U.S. Rep. Mary Bono (R.-Calif.) has introduced legislation requiring companies using “spyware” to inform computer users of their intent to install the invasive software and to obtain permission before loading it onto a computer. Spyware allows companies and individuals to monitor Internet activities and sometimes makes it possible to gather personally identifiable information.
Bono said H.R. 2929, the Safeguard Against Privacy Invasions Act (SPI), makes users aware of the technology before they install it on their computers.
“Companies that utilize spyware can sometimes view everything from passwords to credit card numbers of unknowing consumers. This legislation will help prevent such invasions of privacy,” Bono said. “Through this bill, users will knowingly agree to the conditions under which spyware operates before it can be installed on their computers.”
Currently, Internet users often unintentionally download spyware when visiting a site via a “drive-by download,” meaning the spyware is installed on the computer simply by clicking on a website.
More often, consumers unknowingly agree to download spyware systems when they accept software licensing agreements while downloading software from the Internet. Bono said this is common with file-sharing systems, and said she seeks to make it clearer to consumers what kinds of provisions are included in the software license agreements.
Bono’s legislation requires any organization that offers spyware to post an agreement clearly and conspicuously informing the computer user of the presence of spyware and its intended function. The spyware provider would be required to post the mechanism for accepting such an agreement on the same page as the Web agreement, and could not load such spyware without obtaining proper consent.
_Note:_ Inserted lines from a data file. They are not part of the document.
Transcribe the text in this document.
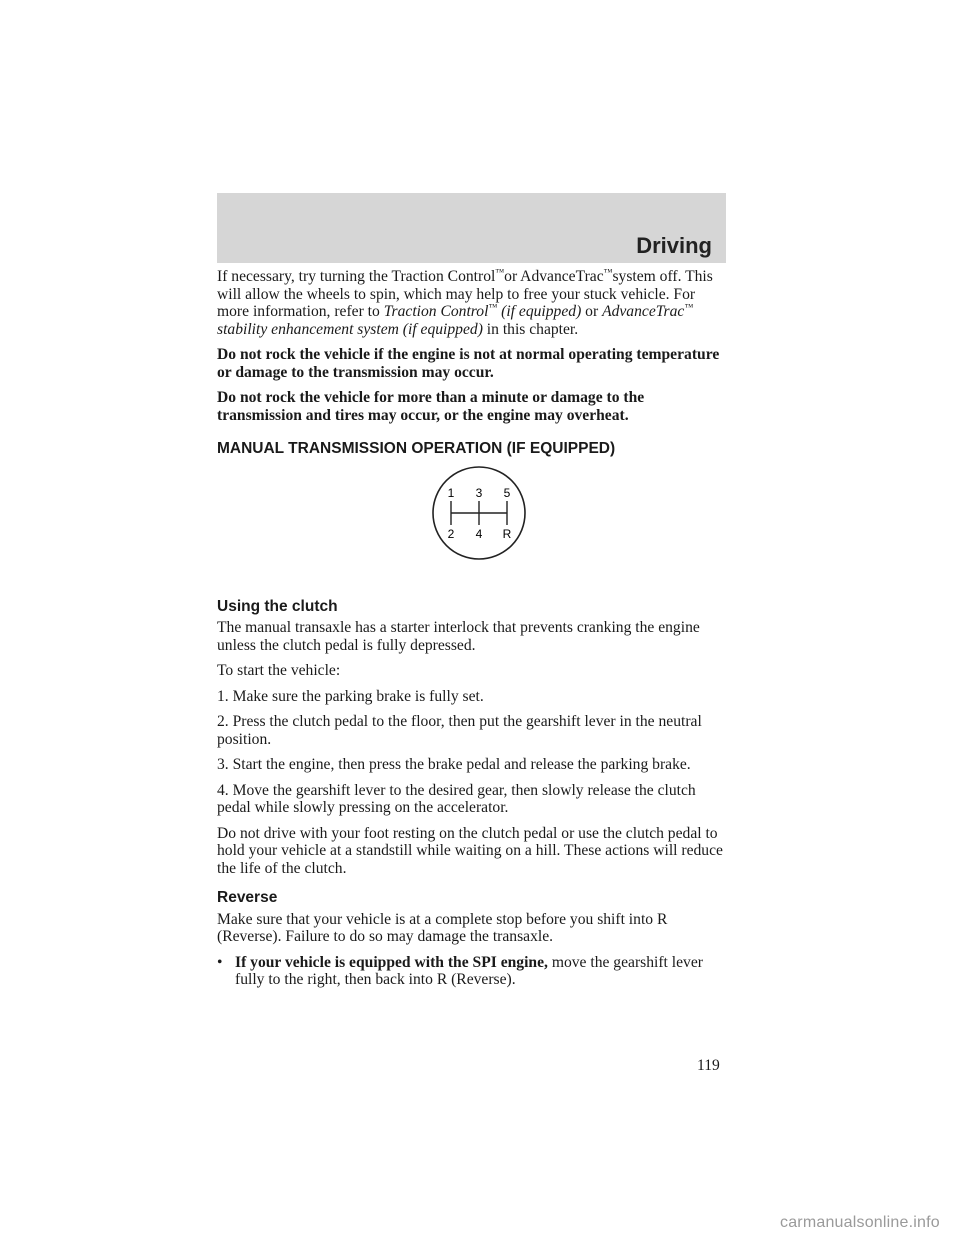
Driving

If necessary, try turning the Traction Control™or AdvanceTrac™system off. This will allow the wheels to spin, which may help to free your stuck vehicle. For more information, refer to Traction Control™ (if equipped) or AdvanceTrac™ stability enhancement system (if equipped) in this chapter.

Do not rock the vehicle if the engine is not at normal operating temperature or damage to the transmission may occur.

Do not rock the vehicle for more than a minute or damage to the transmission and tires may occur, or the engine may overheat.

MANUAL TRANSMISSION OPERATION (IF EQUIPPED)
1 3 5
2 4 R
Using the clutch

The manual transaxle has a starter interlock that prevents cranking the engine unless the clutch pedal is fully depressed.

To start the vehicle:

1. Make sure the parking brake is fully set.

2. Press the clutch pedal to the floor, then put the gearshift lever in the neutral position.

3. Start the engine, then press the brake pedal and release the parking brake.

4. Move the gearshift lever to the desired gear, then slowly release the clutch pedal while slowly pressing on the accelerator.

Do not drive with your foot resting on the clutch pedal or use the clutch pedal to hold your vehicle at a standstill while waiting on a hill. These actions will reduce the life of the clutch.

Reverse

Make sure that your vehicle is at a complete stop before you shift into R (Reverse). Failure to do so may damage the transaxle.

• If your vehicle is equipped with the SPI engine, move the gearshift lever fully to the right, then back into R (Reverse).

119
carmanualsonline.info
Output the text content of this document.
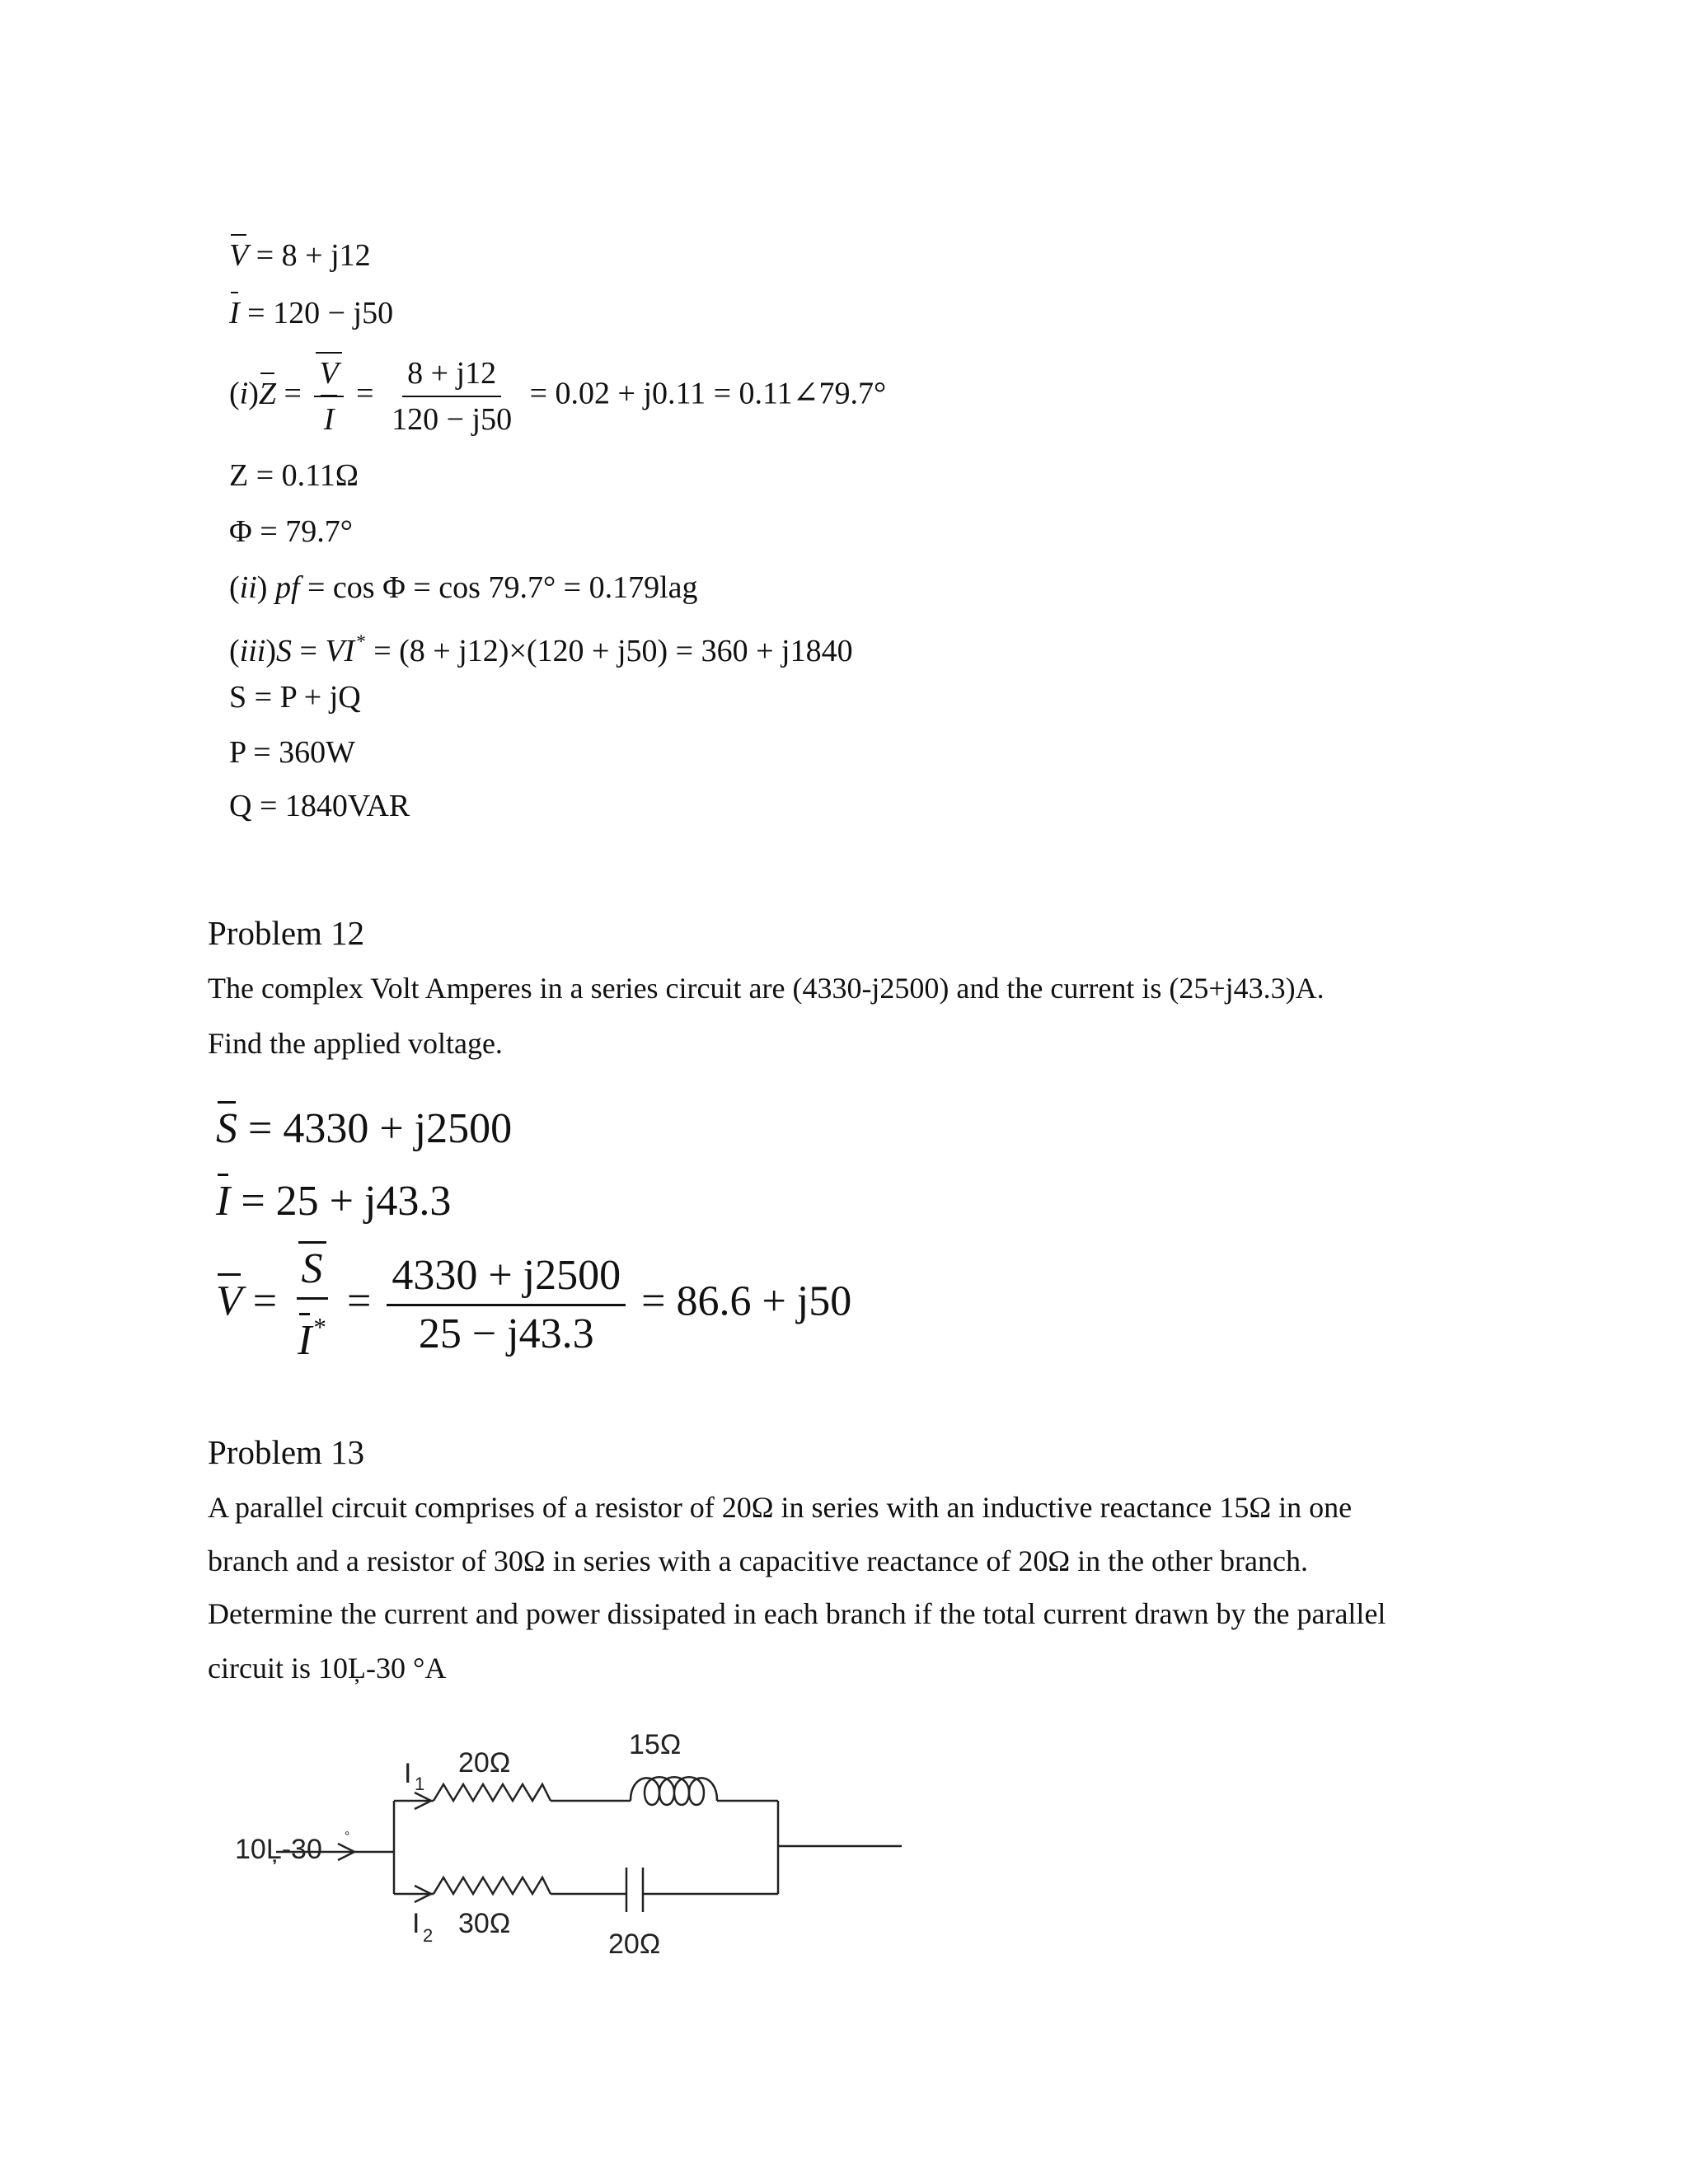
V = 8 + j12
I = 120 − j50
$(i)Z = \frac{V}{I} = \frac{8 + j12}{120 - j50} = 0.02 + j0.11$ = 0.11∠79.7°
Z = 0.11Ω
Φ = 79.7°
(ii) pf = cos Φ = cos 79.7° = 0.179lag
(iii)S = VI* = (8 + j12)×(120 + j50) = 360 + j1840
S = P + jQ
P = 360W
Q = 1840VAR
Problem 12
The complex Volt Amperes in a series circuit are (4330-j2500) and the current is (25+j43.3)A.
Find the applied voltage.
S = 4330 + j2500
I = 25 + j43.3
$V = \frac{S}{I^*} = \frac{4330 + j2500}{25 - j43.3} = 86.6 + j50$
Problem 13
A parallel circuit comprises of a resistor of 20Ω in series with an inductive reactance 15Ω in one
branch and a resistor of 30Ω in series with a capacitive reactance of 20Ω in the other branch.
Determine the current and power dissipated in each branch if the total current drawn by the parallel
circuit is 10Ļ-30 °A
10Ļ-30 °
I 1
20Ω
15Ω
I 2 30Ω
20Ω
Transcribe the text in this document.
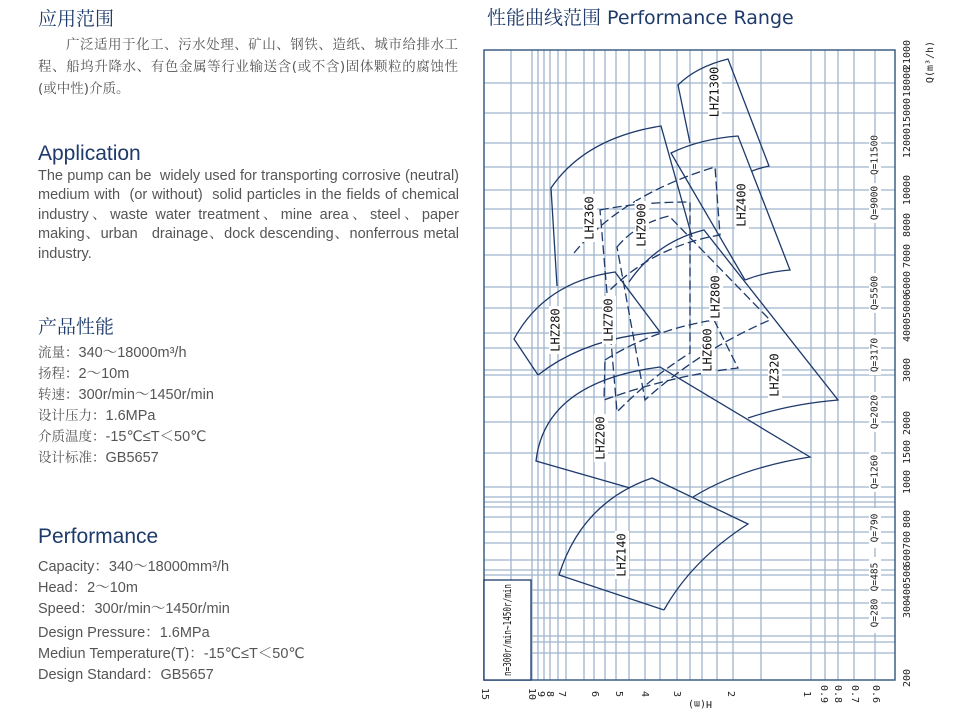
应用范围
广泛适用于化工、污水处理、矿山、钢铁、造纸、城市给排水工程、船坞升降水、有色金属等行业输送含(或不含)固体颗粒的腐蚀性(或中性)介质。
Application
The pump can be  widely used for transporting corrosive (neutral) medium with  (or without)  solid particles in the fields of chemical industry、waste water treatment、mine area、steel、paper   making、urban   drainage、dock descending、nonferrous metal industry.
产品性能
流量：340～18000m³/h
扬程：2～10m
转速：300r/min～1450r/min
设计压力：1.6MPa
介质温度：-15℃≤T＜50℃
设计标准：GB5657
Performance
Capacity：340～18000mm³/h
Head：2～10m
Speed：300r/min～1450r/min
Design Pressure：1.6MPa
Mediun Temperature(T)：-15℃≤T＜50℃
Design Standard：GB5657
性能曲线范围 Performance Range
LHZ140
LHZ200
LHZ280
LHZ320
LHZ360	LHZ400
LHZ1300
LHZ900
LHZ700
LHZ800
LHZ600
15	10
9
8 7 6 5 4 3	2	1 0.9 0.8 0.7 0.6
H(m)
21000
18000
15000
12000
10000
8000
7000
6000
5000
4000
3000
2000
1500
1000
800
600700
500
400
300
200
Q(m³/h)
Q=11500
Q=9000
Q=5500
Q=3170
Q=2020
Q=1260
Q=790
Q=485
Q=280
n=300r/min~1450r/min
If a software company is installing spyware that collects personally identifiable information, Bon’s bill requires the company to post a separate notice stating specifically that it is collecting such information. The user is then required to accept these conditions before it can be installed on the computer.
In addition, when an organization requests the consent of an Internet user for the purpose of downloading spyware, it would be required to disclose its name, street address and a valid return e-mail address in the agreement.
The bill grants the Federal Trade Commission regulatory authority over the SPI Act, and imposes civil penalties for those who do not comply with the law, and criminal penalties for those who knowingly violate the SPI Act or who collect personally identifiable information without consent.
The legislation has been referred to the House Energy and Commerce Committee.